Ebola : l’OMS annonce une épidémie dans le nord-est de la RDC, trois morts

Par Jeune Afrique avec AFP

L'épidémie d'Ebola a montré au grand jour la faiblesse des structures de premiers soins en Afrique. © Abbas Dulleh/AP/SIPA

Une épidémie de fièvre hémorragique Ebola s'est déclarée dans le nord-est de la République démocratique du Congo, où elle a fait trois morts depuis le 22 avril, a annoncé ce vendredi l'Organisation mondiale de la santé (OMS) dans un communiqué.

Trois personnes sont décédées des suites de la maladie Ebola depuis le 22 avril dernier selon l’OMS qui indique qu’une épidémie touche une zone de forêt équatoriale dans la province du Bas-Uélé, au nord-est de la RDC, région frontalière de la Centrafrique.

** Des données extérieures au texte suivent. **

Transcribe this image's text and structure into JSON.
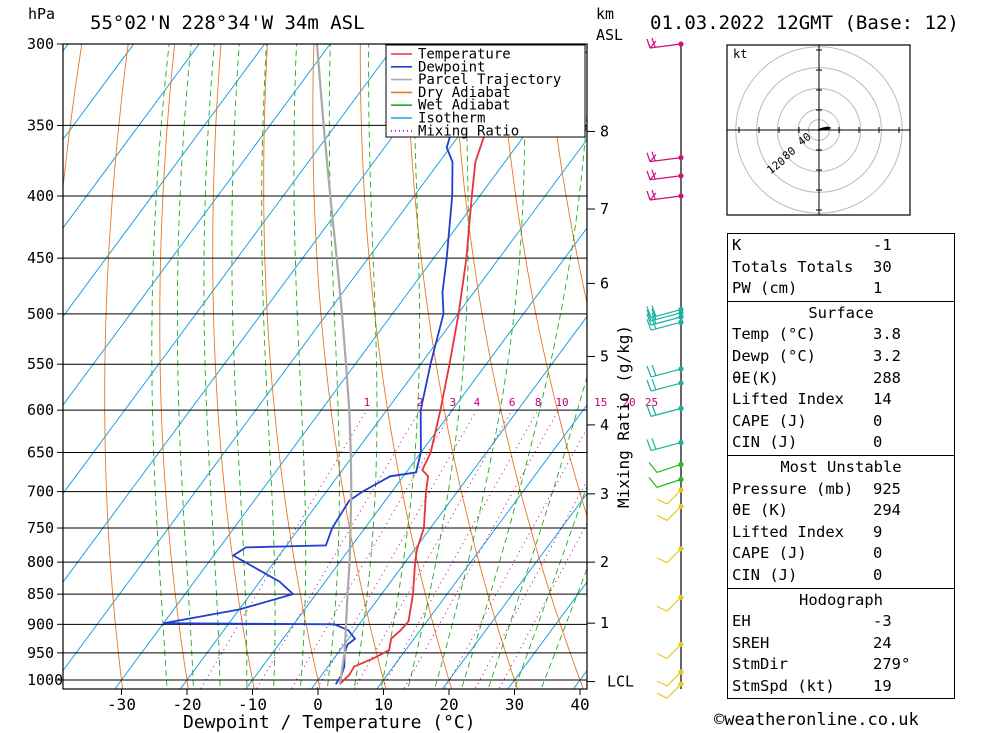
{
  "header": {
    "pressure_unit": "hPa",
    "location": "55°02'N  228°34'W  34m  ASL",
    "height_unit_line1": "km",
    "height_unit_line2": "ASL",
    "datetime": "01.03.2022  12GMT  (Base: 12)"
  },
  "chart_data": {
    "type": "line",
    "title": "55°02'N  228°34'W  34m  ASL",
    "xlabel": "Dewpoint / Temperature (°C)",
    "ylabel": "hPa",
    "y2label": "Mixing Ratio (g/kg)",
    "y_scale": "log",
    "pressure_levels": [
      300,
      350,
      400,
      450,
      500,
      550,
      600,
      650,
      700,
      750,
      800,
      850,
      900,
      950,
      1000
    ],
    "temperature_ticks": [
      -30,
      -20,
      -10,
      0,
      10,
      20,
      30,
      40
    ],
    "xlim": [
      -38,
      40
    ],
    "ylim": [
      1000,
      300
    ],
    "height_ticks_km": [
      {
        "label": "8",
        "p": 354
      },
      {
        "label": "7",
        "p": 410
      },
      {
        "label": "6",
        "p": 472
      },
      {
        "label": "5",
        "p": 542
      },
      {
        "label": "4",
        "p": 617
      },
      {
        "label": "3",
        "p": 703
      },
      {
        "label": "2",
        "p": 800
      },
      {
        "label": "1",
        "p": 898
      },
      {
        "label": "LCL",
        "p": 1003
      }
    ],
    "mixing_ratio_labels": [
      "1",
      "2",
      "3",
      "4",
      "6",
      "8",
      "10",
      "15",
      "20",
      "25"
    ],
    "legend": [
      "Temperature",
      "Dewpoint",
      "Parcel Trajectory",
      "Dry Adiabat",
      "Wet Adiabat",
      "Isotherm",
      "Mixing Ratio"
    ],
    "legend_position": "top-right",
    "colors": {
      "temperature": "#e8333a",
      "dewpoint": "#1f3fd0",
      "parcel": "#aaaaaa",
      "dry_adiabat": "#e87722",
      "wet_adiabat": "#22aa22",
      "isotherm": "#1ea3e0",
      "mixing_ratio": "#c0007a",
      "wind_pink": "#d0107a",
      "wind_teal": "#18b39a",
      "wind_green": "#22bb22",
      "wind_yellow": "#e8c81a"
    },
    "series": [
      {
        "name": "Temperature",
        "points": [
          [
            1008,
            3.8
          ],
          [
            990,
            4.2
          ],
          [
            975,
            4.0
          ],
          [
            960,
            6.0
          ],
          [
            945,
            7.5
          ],
          [
            925,
            6.5
          ],
          [
            910,
            7.0
          ],
          [
            895,
            7.2
          ],
          [
            850,
            4.8
          ],
          [
            800,
            1.5
          ],
          [
            780,
            0.3
          ],
          [
            750,
            -1.0
          ],
          [
            700,
            -4.8
          ],
          [
            680,
            -6.2
          ],
          [
            672,
            -7.8
          ],
          [
            650,
            -8.5
          ],
          [
            600,
            -11.8
          ],
          [
            550,
            -15.6
          ],
          [
            500,
            -19.9
          ],
          [
            450,
            -25.0
          ],
          [
            400,
            -31.2
          ],
          [
            375,
            -34.5
          ],
          [
            358,
            -36.0
          ],
          [
            350,
            -37.5
          ],
          [
            300,
            -45.0
          ]
        ]
      },
      {
        "name": "Dewpoint",
        "points": [
          [
            1008,
            3.2
          ],
          [
            990,
            3.0
          ],
          [
            975,
            2.5
          ],
          [
            950,
            1.0
          ],
          [
            935,
            0.5
          ],
          [
            925,
            1.0
          ],
          [
            910,
            -1.0
          ],
          [
            900,
            -3.8
          ],
          [
            898,
            -30.0
          ],
          [
            875,
            -20.0
          ],
          [
            850,
            -13.5
          ],
          [
            830,
            -17.0
          ],
          [
            790,
            -27.0
          ],
          [
            778,
            -26.0
          ],
          [
            775,
            -14.0
          ],
          [
            750,
            -15.0
          ],
          [
            712,
            -15.5
          ],
          [
            700,
            -14.5
          ],
          [
            680,
            -12.0
          ],
          [
            675,
            -8.5
          ],
          [
            650,
            -10.0
          ],
          [
            600,
            -14.8
          ],
          [
            550,
            -18.5
          ],
          [
            500,
            -22.2
          ],
          [
            480,
            -24.8
          ],
          [
            450,
            -28.0
          ],
          [
            400,
            -34.2
          ],
          [
            375,
            -38.0
          ],
          [
            365,
            -40.5
          ],
          [
            350,
            -42.0
          ],
          [
            300,
            -51.0
          ]
        ]
      },
      {
        "name": "Parcel Trajectory",
        "points": [
          [
            1008,
            3.8
          ],
          [
            950,
            1.0
          ],
          [
            900,
            -2.0
          ],
          [
            850,
            -5.2
          ],
          [
            800,
            -8.5
          ],
          [
            750,
            -12.2
          ],
          [
            700,
            -16.2
          ],
          [
            650,
            -20.7
          ],
          [
            600,
            -25.7
          ],
          [
            550,
            -31.4
          ],
          [
            500,
            -37.7
          ],
          [
            450,
            -44.8
          ],
          [
            400,
            -52.8
          ],
          [
            350,
            -61.8
          ],
          [
            300,
            -72.0
          ]
        ]
      }
    ],
    "wind_barbs": [
      {
        "p": 300,
        "color": "pink"
      },
      {
        "p": 372,
        "color": "pink"
      },
      {
        "p": 385,
        "color": "pink"
      },
      {
        "p": 400,
        "color": "pink"
      },
      {
        "p": 496,
        "color": "teal"
      },
      {
        "p": 499,
        "color": "teal"
      },
      {
        "p": 503,
        "color": "teal"
      },
      {
        "p": 508,
        "color": "teal"
      },
      {
        "p": 555,
        "color": "teal"
      },
      {
        "p": 570,
        "color": "teal"
      },
      {
        "p": 598,
        "color": "teal"
      },
      {
        "p": 638,
        "color": "teal"
      },
      {
        "p": 665,
        "color": "green"
      },
      {
        "p": 684,
        "color": "green"
      },
      {
        "p": 698,
        "color": "yellow"
      },
      {
        "p": 720,
        "color": "yellow"
      },
      {
        "p": 780,
        "color": "yellow"
      },
      {
        "p": 855,
        "color": "yellow"
      },
      {
        "p": 935,
        "color": "yellow"
      },
      {
        "p": 985,
        "color": "yellow"
      },
      {
        "p": 1008,
        "color": "yellow"
      }
    ]
  },
  "hodograph": {
    "unit_label": "kt",
    "ring_labels": [
      "40",
      "80",
      "120"
    ],
    "points": [
      [
        0,
        0
      ],
      [
        4,
        1
      ],
      [
        9,
        2
      ],
      [
        14,
        2
      ],
      [
        18,
        3
      ],
      [
        20,
        4
      ],
      [
        17,
        5
      ],
      [
        13,
        4
      ],
      [
        8,
        3
      ],
      [
        5,
        2
      ],
      [
        10,
        1
      ],
      [
        15,
        3
      ]
    ]
  },
  "indices": {
    "general": [
      {
        "label": "K",
        "value": "-1"
      },
      {
        "label": "Totals Totals",
        "value": "30"
      },
      {
        "label": "PW (cm)",
        "value": "1"
      }
    ],
    "surface": {
      "title": "Surface",
      "rows": [
        {
          "label": "Temp (°C)",
          "value": "3.8"
        },
        {
          "label": "Dewp (°C)",
          "value": "3.2"
        },
        {
          "label": "θE(K)",
          "value": "288"
        },
        {
          "label": "Lifted Index",
          "value": "14"
        },
        {
          "label": "CAPE (J)",
          "value": "0"
        },
        {
          "label": "CIN (J)",
          "value": "0"
        }
      ]
    },
    "most_unstable": {
      "title": "Most Unstable",
      "rows": [
        {
          "label": "Pressure (mb)",
          "value": "925"
        },
        {
          "label": "θE (K)",
          "value": "294"
        },
        {
          "label": "Lifted Index",
          "value": "9"
        },
        {
          "label": "CAPE (J)",
          "value": "0"
        },
        {
          "label": "CIN (J)",
          "value": "0"
        }
      ]
    },
    "hodograph_box": {
      "title": "Hodograph",
      "rows": [
        {
          "label": "EH",
          "value": "-3"
        },
        {
          "label": "SREH",
          "value": "24"
        },
        {
          "label": "StmDir",
          "value": "279°"
        },
        {
          "label": "StmSpd (kt)",
          "value": "19"
        }
      ]
    }
  },
  "footer": {
    "credit": "©weatheronline.co.uk"
  }
}
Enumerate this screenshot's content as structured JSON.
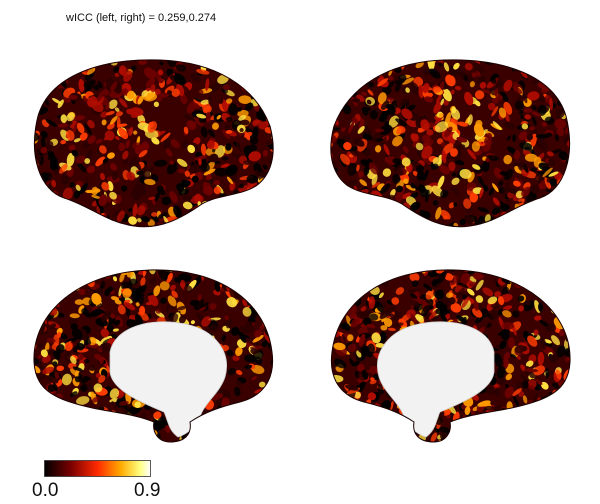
{
  "figure": {
    "title": "wICC (left, right) = 0.259,0.274",
    "views": [
      {
        "id": "left-lateral",
        "hemisphere": "left",
        "view": "lateral"
      },
      {
        "id": "right-lateral",
        "hemisphere": "right",
        "view": "lateral"
      },
      {
        "id": "left-medial",
        "hemisphere": "left",
        "view": "medial"
      },
      {
        "id": "right-medial",
        "hemisphere": "right",
        "view": "medial"
      }
    ],
    "colormap": {
      "name": "hot",
      "stops": [
        "#000000",
        "#7a0000",
        "#ff2a00",
        "#ffaa00",
        "#ffff80",
        "#ffffff"
      ],
      "min_label": "0.0",
      "max_label": "0.9"
    },
    "medial_wall_color": "#f2f2f2"
  }
}
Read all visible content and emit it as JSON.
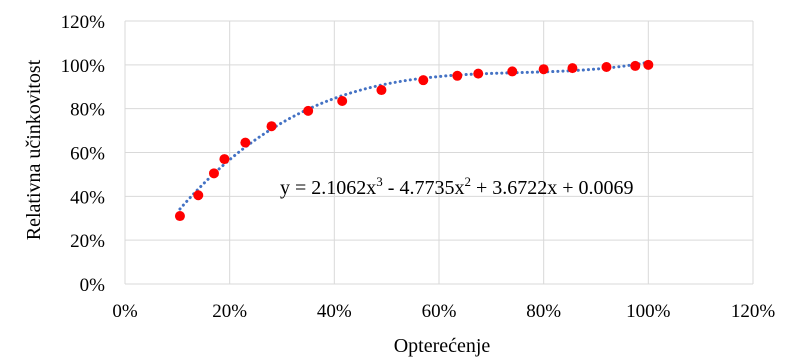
{
  "chart_data": {
    "type": "scatter",
    "title": "",
    "xlabel": "Opterećenje",
    "ylabel": "Relativna učinkovitost",
    "xlim": [
      0,
      1.2
    ],
    "ylim": [
      0,
      1.2
    ],
    "x_ticks": [
      0,
      0.2,
      0.4,
      0.6,
      0.8,
      1.0,
      1.2
    ],
    "y_ticks": [
      0,
      0.2,
      0.4,
      0.6,
      0.8,
      1.0,
      1.2
    ],
    "x_tick_labels": [
      "0%",
      "20%",
      "40%",
      "60%",
      "80%",
      "100%",
      "120%"
    ],
    "y_tick_labels": [
      "0%",
      "20%",
      "40%",
      "60%",
      "80%",
      "100%",
      "120%"
    ],
    "grid": true,
    "series": [
      {
        "marker_color": "#ff0000",
        "points": [
          {
            "x": 0.105,
            "y": 0.31
          },
          {
            "x": 0.14,
            "y": 0.405
          },
          {
            "x": 0.17,
            "y": 0.505
          },
          {
            "x": 0.19,
            "y": 0.57
          },
          {
            "x": 0.23,
            "y": 0.645
          },
          {
            "x": 0.28,
            "y": 0.72
          },
          {
            "x": 0.35,
            "y": 0.79
          },
          {
            "x": 0.415,
            "y": 0.835
          },
          {
            "x": 0.49,
            "y": 0.885
          },
          {
            "x": 0.57,
            "y": 0.93
          },
          {
            "x": 0.635,
            "y": 0.95
          },
          {
            "x": 0.675,
            "y": 0.96
          },
          {
            "x": 0.74,
            "y": 0.97
          },
          {
            "x": 0.8,
            "y": 0.98
          },
          {
            "x": 0.855,
            "y": 0.985
          },
          {
            "x": 0.92,
            "y": 0.99
          },
          {
            "x": 0.975,
            "y": 0.995
          },
          {
            "x": 1.0,
            "y": 1.0
          }
        ]
      }
    ],
    "trendline": {
      "type": "polynomial",
      "order": 3,
      "color": "#4472c4",
      "style": "dotted",
      "coefficients": [
        2.1062,
        -4.7735,
        3.6722,
        0.0069
      ],
      "x_range": [
        0.105,
        1.0
      ],
      "equation": {
        "prefix": "y = 2.1062x",
        "sup1": "3",
        "mid1": " - 4.7735x",
        "sup2": "2",
        "suffix": " + 3.6722x + 0.0069"
      }
    }
  }
}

Dans une déclaration faite à la télévision publique, le ministre de la Santé congolais Oly Ilunga a confirmé la survenue de la maladie tout en appelant la population « à ne pas céder à la panique ». La RDC « vient de prendre toutes les dispositions utiles pour riposter promptement et efficacement à cette nouvelle épidémie de la maladie à virus Ebola », a-t-il affirmé. L’OMS a indiqué de son côté qu’elle « travaille en étroite collaboration » avec les autorités congolaises « pour faciliter le déploiement des matériels de protection et du personnel sur le terrain afin de renforcer la surveillance épidémiologique et contrôler très rapidement l’épidémie » qui s’est déclarée dans une zone difficile d’accès.

Des équipes d’investigation en route

Selon l’OMS, les premières équipes des spécialistes de plusieurs domaines sur la lutte contre la maladie devraient rejoindre la zone touchée dans les 48 heures au plus tard. L’organisation médicale ALIMA (The Alliance For International Medical Action), a annoncé dans un communiqué que son équipe « d’investigation se rend à Likati avec du matériel de protection et des médicaments pour prendre en charge les cas suspects et confirmés ».

Il s’agit de la huitième épidémie d’Ebola dans le pays depuis la découverte de ce virus sur le sol congolais en 1976. La dernière remonte à 2014. Rapidement circonscrite, elle avait fait officiellement 49 morts dans République démocratique du Congo. L’épidémie congolaise était distincte de celle de l’Afrique de l’Ouest, la plus grave jamais déclarée, qui avait fait plus de 11.000 morts en Guinée, en Sierra Leone et au Liberia, entre 2013 et 2015, suscitant un effroi mondial.

Mieux identifier les « super-propagateurs »

Près de trois ans après cette grande épidémie, la publication d’une étude menée par une équipe de chercheurs américains et britanniques parue en février 2017 a révélé qu’environ 3% seulement des personnes infectées par le virus Ebola ont été responsables de 61% de toutes les contagions sur le continent. Autrement dit, il aura suffi de l’infection de quelques personnes pour que le virus se répande sur toute une partie de l’Afrique de l’Ouest, faute d’avoir pu identifier ceux que l’étude appelle les « super-propagateurs ».

Aujourd’hui, les scientifiques estiment qu’une meilleure compréhension de ces « super-propagateurs » du virus aurait permis de mieux les cibler et d’intervenir plus efficacement plutôt que de concentrer tous les efforts sur l’ensemble des populations. Pire, selon les chercheurs, si ces « super-propagateurs » avaient été complètement identifiés, près des deux tiers des infections auraient pu être évitées.